Story and photos
By COREY McMULLEN
To say you blew out your knee is one thing.
For Aztec women’s soccer player Reilly Marks, a blown-out knee doesn’t even begin to describe what happened to her knee during a preseason practice in July 2018 at New Mexico State University in Las Cruces.
NMSU was where Marks was playing on a scholarship. She said it was a rainy day, and the field was very wet.
Marks has been playing soccer since she was 3 years old. She’s the middle child with an older sister and one younger brother.
Born and raised in Tucson, Marks is very family oriented. When not working on schoolwork or kicking game-winning goals, Marks loves to spend much of her free time with her family.
“My brother’s a senior at Cienega (High School), and he plays football there,” she said. “It’s kind of nice because our games are Thursdays and Saturdays, so Friday when he plays I love watching him play.
“Anything that has to do with family, I can do anything and be happy as long as my family is there,” Marks said.
The knee is made up of four major ligaments: the anterior cruciate ligament (ACL); posterior cruciate ligament (PCL); medial collateral ligament (MCL); and lateral collateral ligament (LCL).
Marks had torn all but her LCL, including tears to the medial patellofemoral ligament (MPFL) and her lateral meniscus in her right knee. She described it as the worst pain.
The prior season, Marks missed the whole year from tearing her ACL in her left knee.
Because of the damage she did to her knee, doctors told her she would never play again.
“It was hard, it was definitely really hard,” she said.
She also worried that even if she was able to play again, she wouldn’t be the player she once was.
Marks first saw the team doctor, Dr. Daniel Romanelli, who recommended she see Dr. Robert Schenck.
In August 2018, Schenck performed surgery. The recovery process to getting back on the field began.
“He was an amazing doctor, he was from UNM,” she said. “He was probably one of the reasons why I felt like I could keep going. Because of how positive he was, and he constantly told me ‘We’re going to get you back on the field.’ ”
Being told she’d never play the game she loves again, Marks decided to transfer to Pima Community College to be closer to her family.
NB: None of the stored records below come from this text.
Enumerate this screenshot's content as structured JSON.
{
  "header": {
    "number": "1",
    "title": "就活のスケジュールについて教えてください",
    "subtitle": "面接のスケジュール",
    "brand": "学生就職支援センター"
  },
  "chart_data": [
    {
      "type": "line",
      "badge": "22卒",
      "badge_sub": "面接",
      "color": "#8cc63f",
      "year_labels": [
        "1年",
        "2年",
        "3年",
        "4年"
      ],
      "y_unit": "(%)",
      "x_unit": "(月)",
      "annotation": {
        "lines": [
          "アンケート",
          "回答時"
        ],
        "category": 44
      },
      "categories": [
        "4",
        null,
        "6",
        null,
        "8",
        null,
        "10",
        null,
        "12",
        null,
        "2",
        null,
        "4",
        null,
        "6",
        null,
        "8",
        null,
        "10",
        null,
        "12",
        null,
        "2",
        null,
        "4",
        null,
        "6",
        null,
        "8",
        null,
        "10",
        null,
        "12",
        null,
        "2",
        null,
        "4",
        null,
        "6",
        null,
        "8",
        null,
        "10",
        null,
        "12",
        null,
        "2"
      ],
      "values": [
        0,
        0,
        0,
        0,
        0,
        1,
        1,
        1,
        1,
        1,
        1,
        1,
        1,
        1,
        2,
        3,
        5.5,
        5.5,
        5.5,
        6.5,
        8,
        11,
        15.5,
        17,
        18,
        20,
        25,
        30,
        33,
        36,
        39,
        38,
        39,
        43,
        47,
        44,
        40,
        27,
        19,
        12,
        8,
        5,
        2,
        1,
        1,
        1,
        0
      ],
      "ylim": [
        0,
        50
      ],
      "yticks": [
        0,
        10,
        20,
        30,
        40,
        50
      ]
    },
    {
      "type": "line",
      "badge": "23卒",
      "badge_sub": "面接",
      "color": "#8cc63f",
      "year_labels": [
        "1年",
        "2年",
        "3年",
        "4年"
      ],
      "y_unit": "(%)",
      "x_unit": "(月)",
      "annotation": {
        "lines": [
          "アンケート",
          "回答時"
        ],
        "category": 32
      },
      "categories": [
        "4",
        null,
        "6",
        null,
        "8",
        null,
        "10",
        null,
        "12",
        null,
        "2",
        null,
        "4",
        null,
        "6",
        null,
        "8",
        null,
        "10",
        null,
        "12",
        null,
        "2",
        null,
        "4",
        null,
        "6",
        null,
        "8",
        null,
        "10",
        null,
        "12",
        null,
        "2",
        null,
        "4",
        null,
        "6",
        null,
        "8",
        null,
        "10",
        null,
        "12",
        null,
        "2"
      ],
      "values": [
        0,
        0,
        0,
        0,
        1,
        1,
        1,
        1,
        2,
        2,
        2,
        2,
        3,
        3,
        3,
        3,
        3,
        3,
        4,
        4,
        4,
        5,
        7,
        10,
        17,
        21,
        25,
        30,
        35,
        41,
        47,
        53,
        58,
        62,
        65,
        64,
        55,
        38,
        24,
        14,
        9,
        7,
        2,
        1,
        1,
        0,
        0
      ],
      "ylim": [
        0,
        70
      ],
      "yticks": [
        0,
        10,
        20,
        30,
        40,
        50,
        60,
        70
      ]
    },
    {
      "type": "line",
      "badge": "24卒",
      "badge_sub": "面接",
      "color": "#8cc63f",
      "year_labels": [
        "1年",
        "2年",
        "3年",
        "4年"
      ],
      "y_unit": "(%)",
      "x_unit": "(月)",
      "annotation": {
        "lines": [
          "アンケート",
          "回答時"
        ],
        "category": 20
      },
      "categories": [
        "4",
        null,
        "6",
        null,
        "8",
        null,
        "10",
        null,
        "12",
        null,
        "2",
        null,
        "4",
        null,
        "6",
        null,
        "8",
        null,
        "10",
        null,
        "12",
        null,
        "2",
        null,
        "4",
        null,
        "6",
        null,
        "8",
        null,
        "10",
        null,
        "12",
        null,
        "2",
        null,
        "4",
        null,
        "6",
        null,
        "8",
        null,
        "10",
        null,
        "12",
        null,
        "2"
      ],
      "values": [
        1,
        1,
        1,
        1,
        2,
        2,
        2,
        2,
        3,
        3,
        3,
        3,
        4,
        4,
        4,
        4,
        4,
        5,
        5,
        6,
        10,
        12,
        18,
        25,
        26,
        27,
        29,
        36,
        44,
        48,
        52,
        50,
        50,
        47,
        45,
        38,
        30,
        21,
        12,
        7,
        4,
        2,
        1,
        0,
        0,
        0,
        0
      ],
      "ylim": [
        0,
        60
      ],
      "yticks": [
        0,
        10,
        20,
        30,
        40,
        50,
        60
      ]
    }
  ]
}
“It’s hard being away from home,” she said. “Especially when you’re going through bigger things in your life that you really never went through.”
Though she had already begun rehabbing at NMSU when she got to Pima, she also started working with Aztecs athletic trainer Akira Kondo.
Kondo, who has been an athletic trainer at Pima for five years, had never before worked with such an extensive injury.
Marks worked with Kondo every day. The first focus was to get rid of the limp. Marks was still limping almost eight months post-surgery.
“We had to go from scratch to get her psychological thoughts changed to make her understand the way it needs to happen,” Kondo said.
Marks said a lot of it was a mental battle. Kondo believed Marks could come back, estimating she might be ready toward the end of October or early November.
Without God and prayer, Marks said she doesn’t know if she would ever have made it back. She also recalled the last conversation she had with her grandfather before he died.
She said that he told her when she signed to NMSU: “Don’t let anything stop you; don’t let anything stand in your way.”
Marks took her grandfather’s advice, and after missing two years of her soccer career, she took to the field Sept. 7 for the Aztecs.
It had taken her three years to make it to her sophomore season, but she did what her grandfather told her.
Aztecs head coach Kendra Veliz always believed that Marks would come back. She said Marks has impressed her most with “her soccer sense.”
“It’s clear that she has a good idea how the game is played, how she moves off the ball,” Veliz said. “(It was) really just her determination to fight through her injuries.”
Veliz says that Marks’ injury was more extensive than ones she’s seen in the past.
Marks says coming to Pima was the best decision she’s made. Marks noted how supportive her teammates have been and she’s having fun playing soccer again.
“I’m very grateful for coming here,” Marks said.
After being back only one week, Marks received more good news: From Sept. 16 to 22, Marks was awarded ACCAC’s conference co-player of the week.
After earning a degree in counseling, Marks wants to work at the junior college level as an athletic adviser. Her goal is to help athletes get to the next level.
Marks said she chose counseling so if students needed to talk she would have the proper training to help them.